We have recently identified a novel CD14^+ CD45^+ CD34^+ type I collagen^+ cell fraction derived from human circulating CD14^+ monocytes, monocyte-derived multipotential cell (MOMC), which contains progenitors capable of differentiating into a variety of mesenchymal cells, including bone, cartilage, fat and skeletal muscle. To identify MOMC-related genes potentially involved in multipotentiality, gene expression profiling was compared between circulating monocytes and MOMCs by genechip analysis. Six genes, including DLG3, MyoX, SEPT3, EFNA3, ATF-1, and SAP30, were identified as genes preferentially expressed in the MOMC among monocyte-lineage cell types.
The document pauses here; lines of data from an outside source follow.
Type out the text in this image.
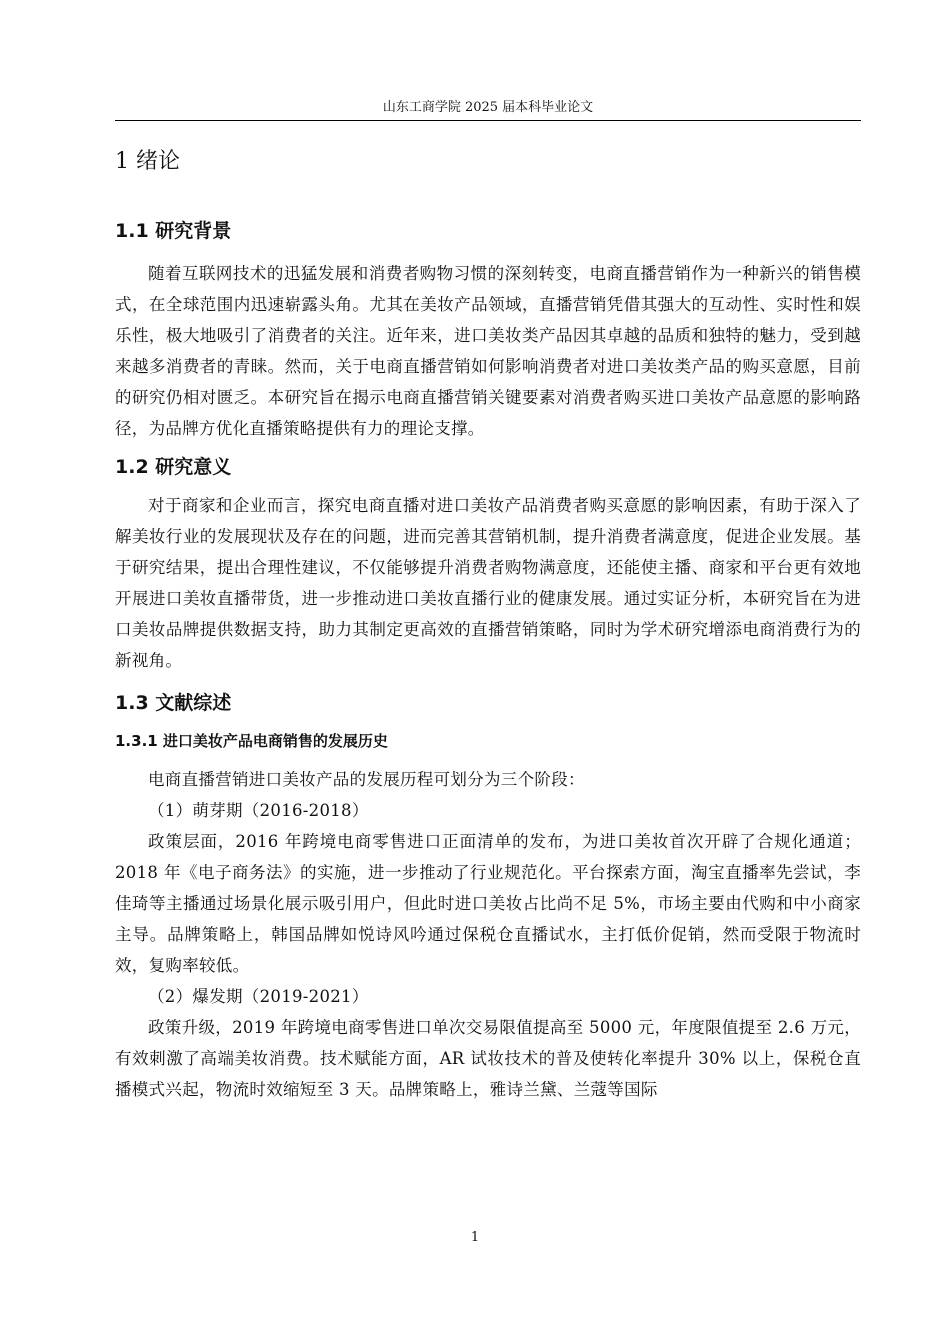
山东工商学院 2025 届本科毕业论文
1 绪论
1.1 研究背景

随着互联网技术的迅猛发展和消费者购物习惯的深刻转变，电商直播营销作为一种新兴的销售模式，在全球范围内迅速崭露头角。尤其在美妆产品领域，直播营销凭借其强大的互动性、实时性和娱乐性，极大地吸引了消费者的关注。近年来，进口美妆类产品因其卓越的品质和独特的魅力，受到越来越多消费者的青睐。然而，关于电商直播营销如何影响消费者对进口美妆类产品的购买意愿，目前的研究仍相对匮乏。本研究旨在揭示电商直播营销关键要素对消费者购买进口美妆产品意愿的影响路径，为品牌方优化直播策略提供有力的理论支撑。

1.2 研究意义

对于商家和企业而言，探究电商直播对进口美妆产品消费者购买意愿的影响因素，有助于深入了解美妆行业的发展现状及存在的问题，进而完善其营销机制，提升消费者满意度，促进企业发展。基于研究结果，提出合理性建议，不仅能够提升消费者购物满意度，还能使主播、商家和平台更有效地开展进口美妆直播带货，进一步推动进口美妆直播行业的健康发展。通过实证分析，本研究旨在为进口美妆品牌提供数据支持，助力其制定更高效的直播营销策略，同时为学术研究增添电商消费行为的新视角。

1.3 文献综述
1.3.1 进口美妆产品电商销售的发展历史

电商直播营销进口美妆产品的发展历程可划分为三个阶段：

（1）萌芽期（2016-2018）

政策层面，2016 年跨境电商零售进口正面清单的发布，为进口美妆首次开辟了合规化通道；2018 年《电子商务法》的实施，进一步推动了行业规范化。平台探索方面，淘宝直播率先尝试，李佳琦等主播通过场景化展示吸引用户，但此时进口美妆占比尚不足 5%，市场主要由代购和中小商家主导。品牌策略上，韩国品牌如悦诗风吟通过保税仓直播试水，主打低价促销，然而受限于物流时效，复购率较低。

（2）爆发期（2019-2021）

政策升级，2019 年跨境电商零售进口单次交易限值提高至 5000 元，年度限值提至 2.6 万元，有效刺激了高端美妆消费。技术赋能方面，AR 试妆技术的普及使转化率提升 30% 以上，保税仓直播模式兴起，物流时效缩短至 3 天。品牌策略上，雅诗兰黛、兰蔻等国际

1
Next, human MOMCs co-cultivated with primary cultures of rat cardiomyocytes or neurons underwent expression of cardiomyocyte- or neuron-specific transcription factors and structural proteins, respectively. MOMC-derived cardiomyocyte-like cells represented spontaneously beating, and exhibited electrophysiological properties of ventricul … More ar myocytes. MOMCs treated with angiogenic factors underwent a change in their morphology to caudated and upregulated expression of endothelium-specific molecules. Functional characteristics were indistinguishable between MOMC-derived endothelial cells and mature endothelial cells. In xenogenic transplantation studies using a SCID mouse model, in which syngeneic colon carcinoma were injected subcutaneously with human MOMCs, co-transplantation with MOMCs markedly promoted blood vessel formation. More than 50% of blood vessels incorporated human MOMC-derived endothelial cells. Finally, MOMCs were able to expand human hematopoietic stem cells to 100-fold in vitro in 2 weeks, but failed to maintain longterm-culture-initiating cells.The cellular therapy using MOMCs has considerable advantages over currently proposed strategies using tissue-specific stem cells and embryonic stem cells. Circulating monocytes can be an abundant and easily accessible source for autologous cell transplantation for tissue regeneration, and the ethical dilemma of using ES cells can be bypassed. Our findings suggest that strategies to use MOMCs can be one of practical alternatives to the stem cell-based regenerative therapies. Less

我们最近发现了一种新型 CD14^+ CD45^+ CD34^+ I 型胶原^+ 细胞组分，源自人类循环 CD14^+ 单核细胞，即单核细胞衍生的多能细胞 (MOMC)，其中含有能够分化为多种细胞的祖细胞。间充质细胞，包括骨、软骨、脂肪和骨骼肌，为了识别可能参与多能性的 MOMC 相关基因，对循环之间的基因表达谱进行了比较。通过基因芯片分析，包括 DLG3、MyoX、SEPT3、EFNA3、ATF-1 和 SAP30 在内的 6 个基因被鉴定为在单核细胞谱系细胞类型中优先表达的基因。大鼠心肌细胞或神经元的原代培养物分别表达心肌细胞或神经元特异性转录因子和 MOMC 衍生的心肌细胞样细胞。 MOMC 来源的内皮细胞和成熟内皮细胞之间的功能特征无法区分。在使用 SCID 小鼠模型的异种移植研究中，其中同基因结肠癌皮下注射人 MOMC，与MOMCs共移植显着促进了血管形成，超过50%的血管融入了人类MOMC衍生的内皮细胞，最终，MOMCs能够在体外将人类造血干细胞扩增至100倍，但未能成功。维持长期培养起始细胞。与目前提出的使用组织特异性干细胞和胚胎干细胞的策略相比，使用 MOMC 的细胞疗法具有相当大的优势。且易于获得用于组织再生的自体细胞移植来源，并且可以绕过使用 ES 细胞的伦理困境。我们的研究结果表明，使用 MOMC 的策略可以成为基于干细胞的再生疗法的实用替代方案之一。